Comment by thesuitonym

5 years ago

Even better, just use the abbr tag. It's well supported and doesn't rely on an outside source to tell your readers what you're talking about.

“It’s well supported”, yet on latest mobile Safari, it doesn’t appear to work at all. This w3 demo code does not show me the full name anywhere in the rendered content -https://www.w3schools.com/tags/tryit.asp?filename=tryhtml_ab...

Relevant to the parent here, I prefer to use a link because it is more commonly expected and it gives me the opportunity to refer to a quality source for an in-depth explanation of what I'm referencing.

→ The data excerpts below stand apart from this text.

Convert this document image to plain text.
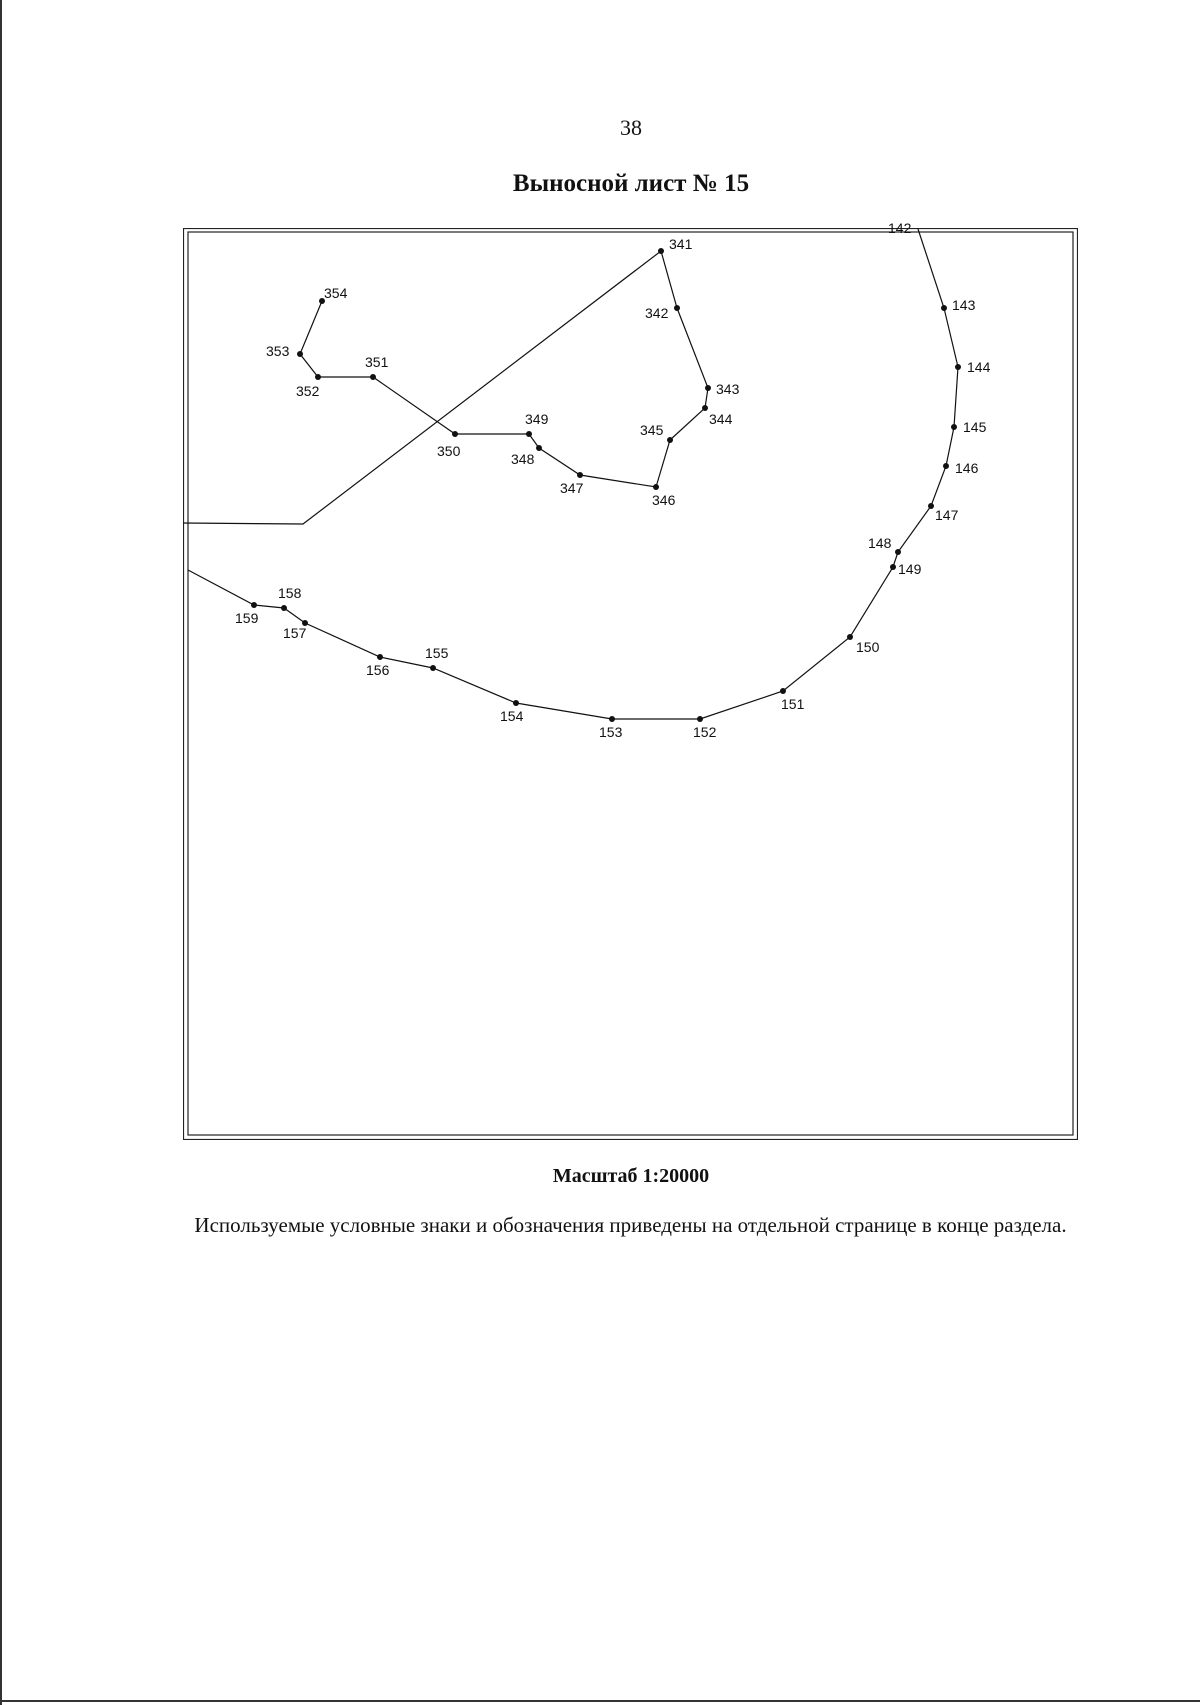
38
Выносной лист № 15
341
342
343
344
345
346
347
348
349
350
351
352
353
354
142
143
144
145
146
147
148
149
150
151
152
153
154
155
156
157
158
159
Масштаб 1:20000
Используемые условные знаки и обозначения приведены на отдельной странице в конце раздела.
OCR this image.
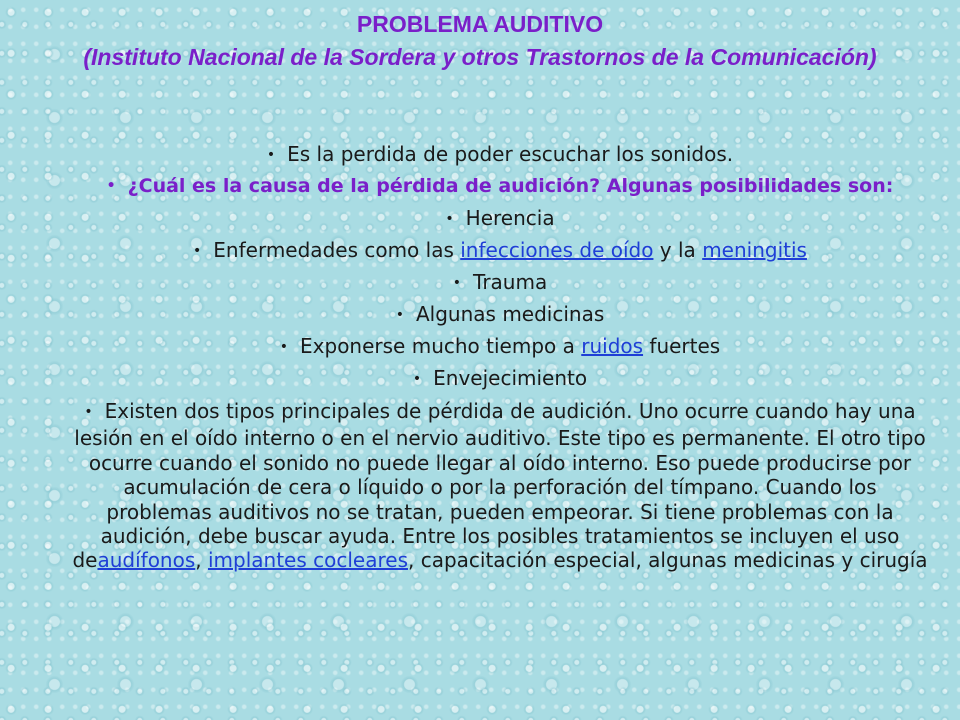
PROBLEMA AUDITIVO
(Instituto Nacional de la Sordera y otros Trastornos de la Comunicación)

• Es la perdida de poder escuchar los sonidos.

• ¿Cuál es la causa de la pérdida de audición? Algunas posibilidades son:

• Herencia

• Enfermedades como las infecciones de oído y la meningitis

• Trauma

• Algunas medicinas

• Exponerse mucho tiempo a ruidos fuertes

• Envejecimiento

• Existen dos tipos principales de pérdida de audición. Uno ocurre cuando hay una lesión en el oído interno o en el nervio auditivo. Este tipo es permanente. El otro tipo ocurre cuando el sonido no puede llegar al oído interno. Eso puede producirse por acumulación de cera o líquido o por la perforación del tímpano. Cuando los problemas auditivos no se tratan, pueden empeorar. Si tiene problemas con la audición, debe buscar ayuda. Entre los posibles tratamientos se incluyen el uso deaudífonos, implantes cocleares, capacitación especial, algunas medicinas y cirugía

It is especially useful when writing a technical document that utilizes multiple products/stacks/terms. Creating links to quality sources for those items gives someone new to the content a good source to go deeper into those pieces while allowing me to focus the article on the specific aspect I'm writing about.

  • This is how you do that:

        Conflict-free Replicated Data Types (<a href="...">CRDT</a>)
    

    ...then you use "CRDT" for the rest of the document.

Wow, that's awesome! Thanks for the tip!

A lot of people seem to be questioning why you'd need this when you could just provide a full link. Personally I read a lot of technical documentation and having acronyms written out in full would almost always be enough. Otherwise the whole document is likely over my head, or it's just a bad acronym.